Alors qu'il n'a pas encore confirmé sa candidature pour la présidence des Républicains, le secrétaire général du parti, Aurélien Pradié, a néanmoins fait savoir, ce samedi, qu'il souhaitait une «refondation totale» de LR et surtout ne pas voir s'installer une «guerre des chefs».
Le message est passé.

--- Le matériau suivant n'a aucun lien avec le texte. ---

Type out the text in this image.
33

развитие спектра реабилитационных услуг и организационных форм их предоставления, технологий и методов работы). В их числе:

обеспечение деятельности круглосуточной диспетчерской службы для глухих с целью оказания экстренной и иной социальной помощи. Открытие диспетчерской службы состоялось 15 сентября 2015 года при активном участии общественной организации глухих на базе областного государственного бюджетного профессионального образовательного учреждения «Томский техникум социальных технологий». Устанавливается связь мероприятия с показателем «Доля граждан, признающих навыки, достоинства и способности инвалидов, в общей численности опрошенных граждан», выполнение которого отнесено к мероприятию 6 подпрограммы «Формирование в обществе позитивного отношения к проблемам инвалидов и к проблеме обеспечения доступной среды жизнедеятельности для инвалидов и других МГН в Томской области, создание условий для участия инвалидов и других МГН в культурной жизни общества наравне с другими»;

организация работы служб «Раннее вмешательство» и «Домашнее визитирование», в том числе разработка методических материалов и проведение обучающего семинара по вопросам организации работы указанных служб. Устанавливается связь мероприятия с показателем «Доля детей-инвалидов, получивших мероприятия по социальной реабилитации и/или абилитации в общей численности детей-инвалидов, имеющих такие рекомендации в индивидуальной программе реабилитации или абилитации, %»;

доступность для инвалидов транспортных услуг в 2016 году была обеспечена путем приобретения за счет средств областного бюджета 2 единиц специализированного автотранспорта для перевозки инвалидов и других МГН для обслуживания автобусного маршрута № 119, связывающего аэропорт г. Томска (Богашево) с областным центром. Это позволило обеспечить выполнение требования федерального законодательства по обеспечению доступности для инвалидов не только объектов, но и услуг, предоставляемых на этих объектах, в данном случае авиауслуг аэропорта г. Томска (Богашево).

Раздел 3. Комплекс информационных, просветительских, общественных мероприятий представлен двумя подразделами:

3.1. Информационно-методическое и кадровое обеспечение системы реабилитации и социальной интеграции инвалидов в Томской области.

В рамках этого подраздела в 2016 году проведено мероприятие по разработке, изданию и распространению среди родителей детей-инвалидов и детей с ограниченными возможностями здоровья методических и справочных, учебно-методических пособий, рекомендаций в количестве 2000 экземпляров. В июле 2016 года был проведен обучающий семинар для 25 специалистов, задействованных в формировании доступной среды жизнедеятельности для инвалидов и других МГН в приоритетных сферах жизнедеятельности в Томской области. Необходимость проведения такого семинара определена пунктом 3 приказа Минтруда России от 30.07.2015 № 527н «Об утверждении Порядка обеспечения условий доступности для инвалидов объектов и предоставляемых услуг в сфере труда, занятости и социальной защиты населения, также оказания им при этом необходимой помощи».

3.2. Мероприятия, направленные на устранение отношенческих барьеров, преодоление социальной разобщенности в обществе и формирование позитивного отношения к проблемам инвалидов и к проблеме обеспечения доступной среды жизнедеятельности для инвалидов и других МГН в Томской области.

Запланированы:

Le secrétaire général des Républicains Aurélien Pradié, qui continue de souffler le chaud et le froid sur sa propre candidature à la présidence du parti, a indiqué, ce samedi 2 septembre, qu'il ne souhaitait pas qu'une «guerre des chefs» s'installe avec Eric Ciotti et Bruno Retailleau déjà en lice.
Aurélien Pradié, 36 ans, a confirmé ce matin à Franceinfo qu'il ferait connaître «dans quelques jours» sa propre décision de candidater ou non, après la rentrée des Jeunes Républicains ce week-end à Angers, à laquelle participent les ténors du parti.
Le député du Lot a dit avoir pris «l'été pour mûrir (s)a décision» et en tant que secrétaire général du parti, il pense être «probablement celui qui mesure le plus l'ampleur de la tâche».
«Il faut absolument tout changer»
L'élection du futur président de LR aura lieu le 3 décembre. «Ce n'est pas une guerre des chefs qui doit s'installer, ce doit être un moment de refondation totale» pour la droite, juge-t-il.
«Il faut absolument tout changer : le nom, le lieu (siège de LR), le message politique que nous adressons aux Français», estime encore l'élu, qui fait tiquer dans son propre parti pour son prisme social et son franc-parler.
«J'ai parfois été un peu expéditif dans mes rapports avec mes collègues» mais «nous avons besoin de tempérament» dans la période, s'est-il justifié.
«Il ne faut avoir aucun fil à la patte, pour tourner la page du sarkozysme et de nos échecs», a-t-il encore affirmé en forme de tacle aux autres prétendants.
«Le président des Républicains doit être libre», il n'est «pas là pour chauffer la place de qui que ce soit» en vue de la présidentielle de 2027, a-t-il encore insisté, en se défendant de viser Eric Ciotti, soutien de Laurent Wauquiez qui affiche déjà ses ambitions élyséennes.
«La reconstruction des Républicains, c'est une tâche à temps plein», considère aussi le jeune responsable de LR, alors qu'Eric Ciotti est questeur à l'Assemblée nationale et préside la commission d'investiture du parti, et que Bruno Retailleau est à la tête des sénateurs LR, une fonction qu'il entend conserver.
Aurélien Pradié a toutefois assuré avoir des rapports «apaisés» avec Bruno Retailleau et Eric Ciotti, et leur proposera le cas échéant de «rebâtir ensemble» le parti.